Nokia was founded back in 1865 as a paper and pulp manufacturer. It moved into the telecommunications sector in the 1980s and invented the first-ever transportable phone in 1984 which weighed more than most new-born babies at 5kg. It soon launched the first ever compact mobile phone and enjoyed a dominant position until 2012 when poor leadership and a culture of fear paralysed the company. What kept the lights on during those difficult years was a clever decision to pivot to providing networking equipment – a move that has seen Nokia supply equipment to leading telecoms around the world. When Microsoft acquired the mobile phone division of Nokia (devices were rebranded as Lumia) in 2014 and then wrote off the assets after only two years, many thought this was the final nail in the coffin.
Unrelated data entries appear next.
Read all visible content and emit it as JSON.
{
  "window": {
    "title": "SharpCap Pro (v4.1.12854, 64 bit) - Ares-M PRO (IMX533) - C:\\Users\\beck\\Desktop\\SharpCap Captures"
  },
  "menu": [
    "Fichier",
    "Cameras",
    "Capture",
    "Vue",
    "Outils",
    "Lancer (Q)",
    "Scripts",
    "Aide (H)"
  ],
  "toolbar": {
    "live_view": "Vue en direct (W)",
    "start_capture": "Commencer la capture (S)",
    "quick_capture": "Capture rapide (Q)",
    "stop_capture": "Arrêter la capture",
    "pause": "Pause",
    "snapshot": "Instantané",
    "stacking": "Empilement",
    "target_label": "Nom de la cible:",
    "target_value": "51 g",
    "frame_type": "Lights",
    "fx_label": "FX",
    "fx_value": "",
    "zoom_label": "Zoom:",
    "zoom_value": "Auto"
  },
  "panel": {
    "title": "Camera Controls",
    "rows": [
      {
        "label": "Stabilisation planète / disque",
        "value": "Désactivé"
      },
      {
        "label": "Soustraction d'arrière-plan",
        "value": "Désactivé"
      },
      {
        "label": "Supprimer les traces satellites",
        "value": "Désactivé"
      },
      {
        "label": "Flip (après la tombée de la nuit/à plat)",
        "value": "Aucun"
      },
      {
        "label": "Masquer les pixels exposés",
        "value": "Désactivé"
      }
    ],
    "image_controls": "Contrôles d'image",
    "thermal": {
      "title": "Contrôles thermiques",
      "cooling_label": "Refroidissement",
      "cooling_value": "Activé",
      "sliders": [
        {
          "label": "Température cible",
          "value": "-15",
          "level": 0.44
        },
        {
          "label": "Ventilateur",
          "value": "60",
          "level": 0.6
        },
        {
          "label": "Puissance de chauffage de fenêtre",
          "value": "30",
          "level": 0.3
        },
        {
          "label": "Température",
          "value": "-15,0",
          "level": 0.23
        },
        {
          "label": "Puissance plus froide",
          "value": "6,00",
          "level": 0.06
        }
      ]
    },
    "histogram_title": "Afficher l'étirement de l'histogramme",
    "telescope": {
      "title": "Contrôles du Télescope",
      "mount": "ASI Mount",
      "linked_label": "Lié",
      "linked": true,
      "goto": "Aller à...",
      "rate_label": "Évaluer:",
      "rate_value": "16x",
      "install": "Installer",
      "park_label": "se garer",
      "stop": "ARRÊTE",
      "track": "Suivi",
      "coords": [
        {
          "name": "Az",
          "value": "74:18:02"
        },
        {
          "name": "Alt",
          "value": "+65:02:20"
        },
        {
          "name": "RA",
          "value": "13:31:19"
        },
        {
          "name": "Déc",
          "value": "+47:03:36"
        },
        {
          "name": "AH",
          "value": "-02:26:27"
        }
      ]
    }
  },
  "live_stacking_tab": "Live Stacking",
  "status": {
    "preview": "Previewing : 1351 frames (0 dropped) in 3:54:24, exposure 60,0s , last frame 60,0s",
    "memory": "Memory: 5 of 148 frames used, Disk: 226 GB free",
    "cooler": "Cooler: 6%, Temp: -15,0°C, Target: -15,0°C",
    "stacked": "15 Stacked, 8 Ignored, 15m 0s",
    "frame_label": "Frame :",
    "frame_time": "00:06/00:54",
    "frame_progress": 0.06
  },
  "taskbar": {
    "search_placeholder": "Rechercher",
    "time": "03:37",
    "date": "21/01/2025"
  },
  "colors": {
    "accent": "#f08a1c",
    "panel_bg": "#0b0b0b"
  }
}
Instead, a group of former Nokia employees who had helped to steer the company during the glory days, bought the license to sell Nokia branded phones as HMD Global.

Africa is key to Nokia’s growth strategy - the brand was once one of the most recognised alongside Coca-Cola. On the network equipment front, Nokia has signed 5G deals in South Africa, Kenya, and Togo. The Nokia mobile phone strategy could capitalise on on-going power cuts across Africa, which make battery life more important, and the ruggedness of the phone. Most mobile phone companies operating in Africa do not offer device contracts to consumers, which makes the cost of upgrading a phone every two to three years more costly for consumers. What Nokia is saying is they hear consumer frustrations about fragile smartphones which break easily and whose performance slows down when manufacturers release a newer version. They have an alternative. Will you give Nokia a second chance?